Le mercredi 9 janvier 2013, trois femmes kurdes Sakine Cansiz, Fidan Dogan (Rojbîn) et Leyla Saylemez, ont été froidement assassinées en plein cœur de Paris, dans le 10èmearrondissement. Ces trois militantes ont été tuées de trois balles en pleine tête. L’assassin a tiré la dixième balle dans la bouche de Fidan Dogan. Des crimes particulièrement odieux.
Le meurtrier présumé Omer Guney devait être jugé devant la cour d’assises spéciales de Paris le 23 janvier 2017. Mais son décès le 17 décembre 2016 dans un hôpital parisien a mis fin de fait à la tenue de son procès.
Pour ce qui concerne la procédure, les avocats des familles ont salué à juste titre le travail « rigoureux, sérieux et rapide, tant des policiers de la Brigade criminelle que du magistrat instructeur, qui a réussi à boucler ce volumineux dossier en seulement deux ans et demi d’instruction ». Ils avaient en revanche déploré que la justice française ait mis 18 mois pour trouver une date d’audience.
De nombreux éléments de l’enquête ont fait apparaître l’implication des services secrets turcs (MIT) c’est pourquoi le réquisitoire du parquet a indiqué que : « de nombreux éléments de la procédure permettent de suspecter l’implication du MIT dans l’instigation et la préparation des assassinats. »
Des crimes politiques ont été commis sur le territoire français.
Les juges chargés de l’instruction ont finalement clos leur réquisitoire sans avoir pu remonter jusqu’aux commanditaires.
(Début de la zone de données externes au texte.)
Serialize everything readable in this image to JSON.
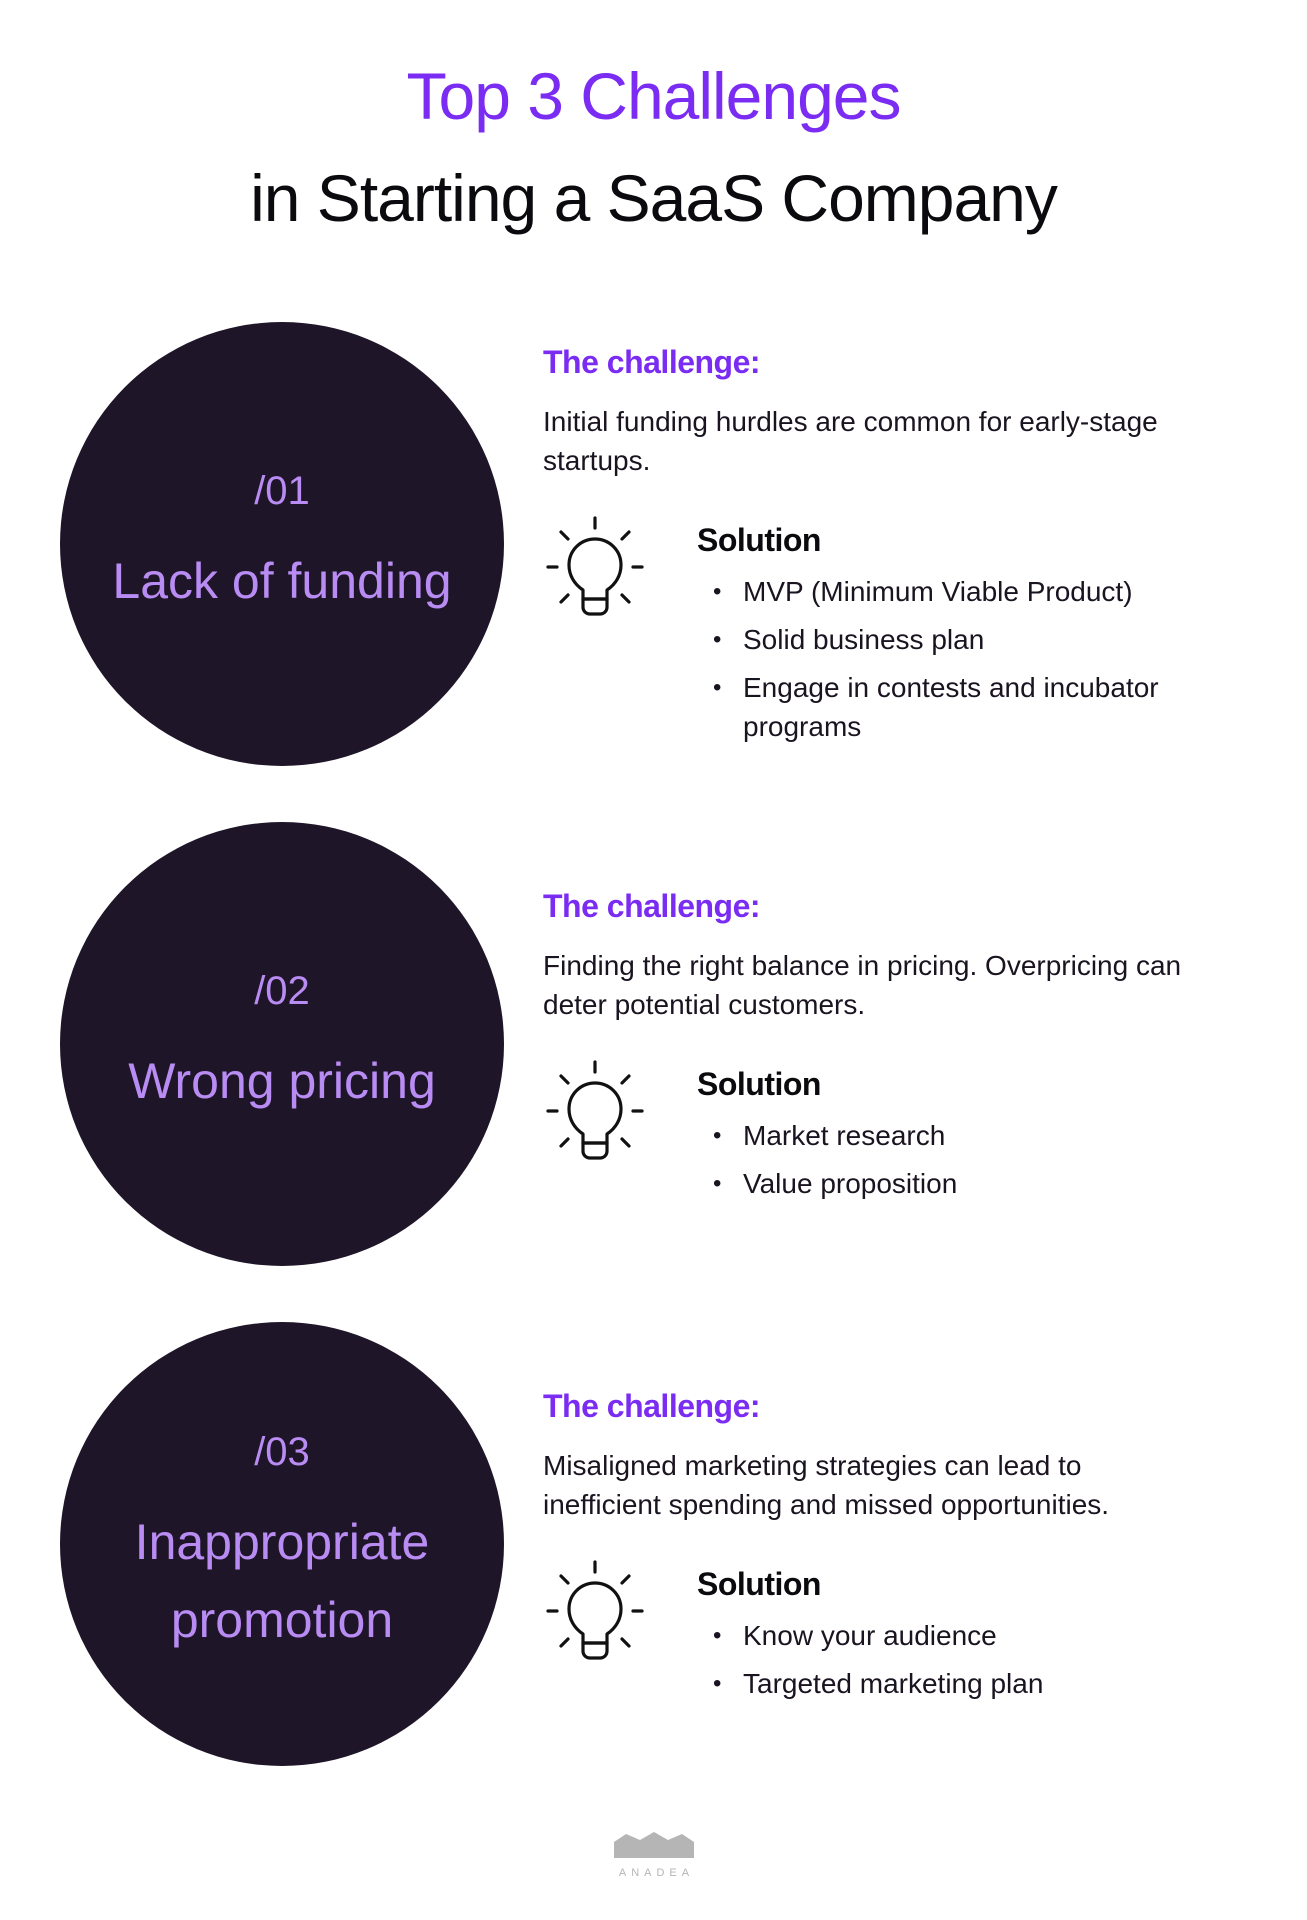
{
  "title": {
    "line1": "Top 3 Challenges",
    "line2": "in Starting a SaaS Company"
  },
  "sections": [
    {
      "number": "/01",
      "name": "Lack of funding",
      "challenge_heading": "The challenge:",
      "challenge_text": "Initial funding hurdles are common for early-stage startups.",
      "solution_heading": "Solution",
      "solutions": [
        "MVP (Minimum Viable Product)",
        "Solid business plan",
        "Engage in contests and incubator programs"
      ]
    },
    {
      "number": "/02",
      "name": "Wrong pricing",
      "challenge_heading": "The challenge:",
      "challenge_text": "Finding the right balance in pricing. Overpricing can deter potential customers.",
      "solution_heading": "Solution",
      "solutions": [
        "Market research",
        "Value proposition"
      ]
    },
    {
      "number": "/03",
      "name": "Inappropriate promotion",
      "challenge_heading": "The challenge:",
      "challenge_text": "Misaligned marketing strategies can lead to inefficient spending and missed opportunities.",
      "solution_heading": "Solution",
      "solutions": [
        "Know your audience",
        "Targeted marketing plan"
      ]
    }
  ],
  "icons": {
    "solution": "lightbulb-icon"
  },
  "bullet": "•",
  "logo": {
    "text": "ANADEA"
  },
  "colors": {
    "accent": "#7a2cf2",
    "circle": "#1e1528",
    "circle_text": "#b98cf3",
    "logo": "#b5b5b5"
  }
}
En Turquie, une enquête a été ouverte au lendemain du crime mais, malgré une commission rogatoire internationale, aucune information n’a été partagée avec la justice française.
Il est également regrettable que les familles des victimes n’aient jamais été reçues par les autorités politiques françaises.
Toute la lumière sur ces crimes politiques doit être faite car la manifestation de la vérité libère et apaise. D’autant plus qu’en décembre 2016 la presse a révélé de nouveaux projets d’assassinat d’opposants kurdes sur le sol européen. En effet, les services de renseignement allemands ont arrêté à Hambourg un espion présumé turc dont la mission aurait été d’assassiner des responsables kurdes de Brême et Bruxelles.
La justice doit passer, d’autant plus que la France doit montrer qu’elle est enfin capable de juger un crime politique commis sur le territoire français par des services secrets étrangers.
La lutte pendant des décennies contre l’impunité et pour obtenir vérité et justice des victimes notamment du plan Condor, démontre que la mobilisation sans relâche des familles de victimes et des défenseurs des droits de l’homme, rend cette quête de justice possible.
Le 29 janvier 2014, j’avais personnellement interpellé le gouvernement français à l’Assemblée nationale lors des questions au gouvernement. J’avais alors souligné l’absence de coopération des autorités turques et déploré que les familles ne soient pas reçues par les membres de notre gouvernement.
Aujourd’hui, 4 ans après ce crime, les mêmes questions demeurent. Or, le silence conduit toujours à nier la souffrance des victimes et génère de la douleur et du ressentiment.